Numerical thermalization of two-dimensional plasmas in the presence of binary collisions with the particle-in-cell method

Summary form only given. Numerical self-heating and thermalization are two unphysical artifacts in particle-in-cell (PIC) simulations due to the implicit assumptions used in the numerical method. Numerical self-heating in plasma simulations can typically be suppressed by using higher order finite-difference methods, field smoothing and particle weighting schemes. On the other hand, numerical thermalization is associated with the granularity of the particles that introduces relaxation in the velocity distribution functions (i.e. the particle velocity distribution approaches Maxwellian).

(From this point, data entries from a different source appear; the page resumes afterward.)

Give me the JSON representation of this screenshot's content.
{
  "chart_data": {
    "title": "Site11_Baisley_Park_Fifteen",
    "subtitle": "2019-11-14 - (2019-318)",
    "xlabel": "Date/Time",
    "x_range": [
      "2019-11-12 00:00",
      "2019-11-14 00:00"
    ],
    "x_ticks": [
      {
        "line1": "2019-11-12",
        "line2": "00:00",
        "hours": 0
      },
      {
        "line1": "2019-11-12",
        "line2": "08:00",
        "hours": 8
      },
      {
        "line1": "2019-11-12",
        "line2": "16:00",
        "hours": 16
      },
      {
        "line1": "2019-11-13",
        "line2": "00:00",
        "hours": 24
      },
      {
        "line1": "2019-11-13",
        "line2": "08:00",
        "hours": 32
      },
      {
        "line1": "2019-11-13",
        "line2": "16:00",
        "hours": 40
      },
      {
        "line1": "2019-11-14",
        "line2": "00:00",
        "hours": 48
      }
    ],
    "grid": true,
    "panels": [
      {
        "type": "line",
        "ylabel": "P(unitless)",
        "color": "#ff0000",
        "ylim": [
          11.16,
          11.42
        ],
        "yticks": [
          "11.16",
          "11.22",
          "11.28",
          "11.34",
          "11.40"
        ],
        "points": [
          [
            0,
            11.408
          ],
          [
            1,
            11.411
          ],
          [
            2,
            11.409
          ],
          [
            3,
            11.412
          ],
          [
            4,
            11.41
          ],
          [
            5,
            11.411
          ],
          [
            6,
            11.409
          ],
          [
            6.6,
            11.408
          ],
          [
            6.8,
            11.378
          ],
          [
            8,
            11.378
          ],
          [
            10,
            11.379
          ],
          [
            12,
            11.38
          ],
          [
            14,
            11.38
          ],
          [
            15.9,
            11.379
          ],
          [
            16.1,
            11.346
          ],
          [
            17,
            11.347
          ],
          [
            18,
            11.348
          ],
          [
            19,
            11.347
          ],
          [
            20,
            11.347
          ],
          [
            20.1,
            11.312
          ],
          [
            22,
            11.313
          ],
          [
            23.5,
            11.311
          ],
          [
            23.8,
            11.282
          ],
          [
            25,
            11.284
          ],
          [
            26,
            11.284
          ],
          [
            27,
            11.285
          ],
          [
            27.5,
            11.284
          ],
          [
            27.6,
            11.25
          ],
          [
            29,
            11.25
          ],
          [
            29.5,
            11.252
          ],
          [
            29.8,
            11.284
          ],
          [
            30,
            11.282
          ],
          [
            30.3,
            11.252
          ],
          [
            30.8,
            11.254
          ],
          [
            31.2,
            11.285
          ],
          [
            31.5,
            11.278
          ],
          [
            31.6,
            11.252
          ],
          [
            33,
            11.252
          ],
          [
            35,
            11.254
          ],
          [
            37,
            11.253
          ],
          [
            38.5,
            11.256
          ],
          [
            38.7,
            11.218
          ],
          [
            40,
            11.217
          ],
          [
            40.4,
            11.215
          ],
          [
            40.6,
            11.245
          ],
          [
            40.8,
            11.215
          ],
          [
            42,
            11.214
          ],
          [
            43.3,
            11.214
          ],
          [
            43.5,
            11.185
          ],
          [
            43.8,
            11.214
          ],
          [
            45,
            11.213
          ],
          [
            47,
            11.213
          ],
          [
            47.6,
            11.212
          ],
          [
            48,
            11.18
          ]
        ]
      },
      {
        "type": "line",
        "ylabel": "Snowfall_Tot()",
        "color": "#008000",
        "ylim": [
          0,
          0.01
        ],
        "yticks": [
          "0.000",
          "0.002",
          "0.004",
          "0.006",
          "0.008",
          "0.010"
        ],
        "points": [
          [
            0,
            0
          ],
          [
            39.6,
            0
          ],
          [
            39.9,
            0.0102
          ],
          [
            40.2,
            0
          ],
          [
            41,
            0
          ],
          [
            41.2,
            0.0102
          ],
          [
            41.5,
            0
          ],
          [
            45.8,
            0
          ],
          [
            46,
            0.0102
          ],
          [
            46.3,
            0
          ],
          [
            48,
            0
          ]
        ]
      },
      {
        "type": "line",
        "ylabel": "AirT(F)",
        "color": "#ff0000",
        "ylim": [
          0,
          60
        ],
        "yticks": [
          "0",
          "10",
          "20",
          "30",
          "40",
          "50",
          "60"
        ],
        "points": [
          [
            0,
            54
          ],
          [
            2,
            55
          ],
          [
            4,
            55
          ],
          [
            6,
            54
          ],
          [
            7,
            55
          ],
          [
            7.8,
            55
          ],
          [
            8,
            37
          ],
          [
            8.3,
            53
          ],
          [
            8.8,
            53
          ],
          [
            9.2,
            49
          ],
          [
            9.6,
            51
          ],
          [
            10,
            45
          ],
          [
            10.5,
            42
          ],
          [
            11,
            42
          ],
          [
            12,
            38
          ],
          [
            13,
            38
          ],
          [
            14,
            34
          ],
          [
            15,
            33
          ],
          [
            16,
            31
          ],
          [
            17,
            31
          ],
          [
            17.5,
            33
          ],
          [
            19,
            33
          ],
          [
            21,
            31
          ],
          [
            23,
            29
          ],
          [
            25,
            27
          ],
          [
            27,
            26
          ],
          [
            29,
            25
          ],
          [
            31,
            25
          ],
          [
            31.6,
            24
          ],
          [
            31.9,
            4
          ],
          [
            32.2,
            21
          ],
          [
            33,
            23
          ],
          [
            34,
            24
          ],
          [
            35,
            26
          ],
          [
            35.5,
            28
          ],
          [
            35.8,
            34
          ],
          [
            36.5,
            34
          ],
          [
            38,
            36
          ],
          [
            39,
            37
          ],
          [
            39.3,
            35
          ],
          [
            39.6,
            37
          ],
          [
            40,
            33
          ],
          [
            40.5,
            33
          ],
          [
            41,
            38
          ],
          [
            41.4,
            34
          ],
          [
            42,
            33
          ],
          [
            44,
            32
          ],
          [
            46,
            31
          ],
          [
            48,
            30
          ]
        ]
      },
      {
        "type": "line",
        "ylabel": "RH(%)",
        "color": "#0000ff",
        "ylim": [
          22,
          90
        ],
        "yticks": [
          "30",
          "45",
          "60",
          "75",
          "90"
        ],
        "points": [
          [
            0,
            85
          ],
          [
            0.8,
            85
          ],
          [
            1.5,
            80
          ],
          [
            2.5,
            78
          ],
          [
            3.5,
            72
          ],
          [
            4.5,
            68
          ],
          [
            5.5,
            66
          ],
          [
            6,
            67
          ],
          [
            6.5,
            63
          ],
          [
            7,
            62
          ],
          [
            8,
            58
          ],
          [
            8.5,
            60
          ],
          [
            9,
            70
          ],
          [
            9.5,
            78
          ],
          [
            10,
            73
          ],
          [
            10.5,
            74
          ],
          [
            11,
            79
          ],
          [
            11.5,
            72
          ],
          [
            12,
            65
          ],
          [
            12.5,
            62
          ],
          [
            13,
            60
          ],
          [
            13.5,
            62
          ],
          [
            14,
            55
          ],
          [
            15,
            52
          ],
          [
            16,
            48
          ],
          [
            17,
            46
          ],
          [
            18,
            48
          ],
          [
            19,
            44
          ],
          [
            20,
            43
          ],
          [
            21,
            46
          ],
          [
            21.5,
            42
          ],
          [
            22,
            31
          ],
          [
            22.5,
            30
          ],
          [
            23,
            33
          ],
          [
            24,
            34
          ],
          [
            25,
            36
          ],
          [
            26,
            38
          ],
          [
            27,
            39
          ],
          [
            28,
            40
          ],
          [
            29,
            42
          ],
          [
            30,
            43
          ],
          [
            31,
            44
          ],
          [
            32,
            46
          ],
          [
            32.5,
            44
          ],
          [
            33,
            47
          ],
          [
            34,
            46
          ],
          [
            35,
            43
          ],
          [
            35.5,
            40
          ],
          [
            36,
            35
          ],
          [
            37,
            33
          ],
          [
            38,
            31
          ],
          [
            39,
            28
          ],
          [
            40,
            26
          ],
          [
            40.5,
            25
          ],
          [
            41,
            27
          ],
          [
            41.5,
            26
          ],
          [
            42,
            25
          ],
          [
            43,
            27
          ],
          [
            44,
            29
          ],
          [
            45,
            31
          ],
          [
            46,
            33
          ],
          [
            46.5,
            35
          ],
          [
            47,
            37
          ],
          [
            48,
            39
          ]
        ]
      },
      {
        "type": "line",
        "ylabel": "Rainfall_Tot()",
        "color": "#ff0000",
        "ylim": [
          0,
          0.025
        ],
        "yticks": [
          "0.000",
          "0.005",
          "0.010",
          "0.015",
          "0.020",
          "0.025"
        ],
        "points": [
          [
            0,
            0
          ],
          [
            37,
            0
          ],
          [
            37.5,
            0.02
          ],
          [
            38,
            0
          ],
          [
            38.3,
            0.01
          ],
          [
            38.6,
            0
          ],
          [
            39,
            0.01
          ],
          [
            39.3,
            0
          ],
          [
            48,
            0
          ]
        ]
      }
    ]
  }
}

In 2D collisionless plasma simulations, the rate of relaxation has been shown to be proportional to 1/ND, where ND is the number of particles per Debye length1. This scaling has been illustrated to be true in several previous works using electrostatic PIC codes. Here we will focus on the study of numerical thermalization for 2D collisional plasma using an in-house electromagnetic PIC (IPIC or Ihpc Particle-In-Cell) code. The binary collision model in IPIC is implemented based on the Fokker-Planck Collision operator to mimic Coulomb collisions in real plasmas2. Our numerical results confirm that without collisions, the 1/N_D scaling remains intact as expected. However, in the presence of binary collisions, the relaxation rate is also scaled with 1/N_D at small N_D, but the scaling parameter varies distinctly as ND increases. The implications of this previously unidentified observation will be discussed.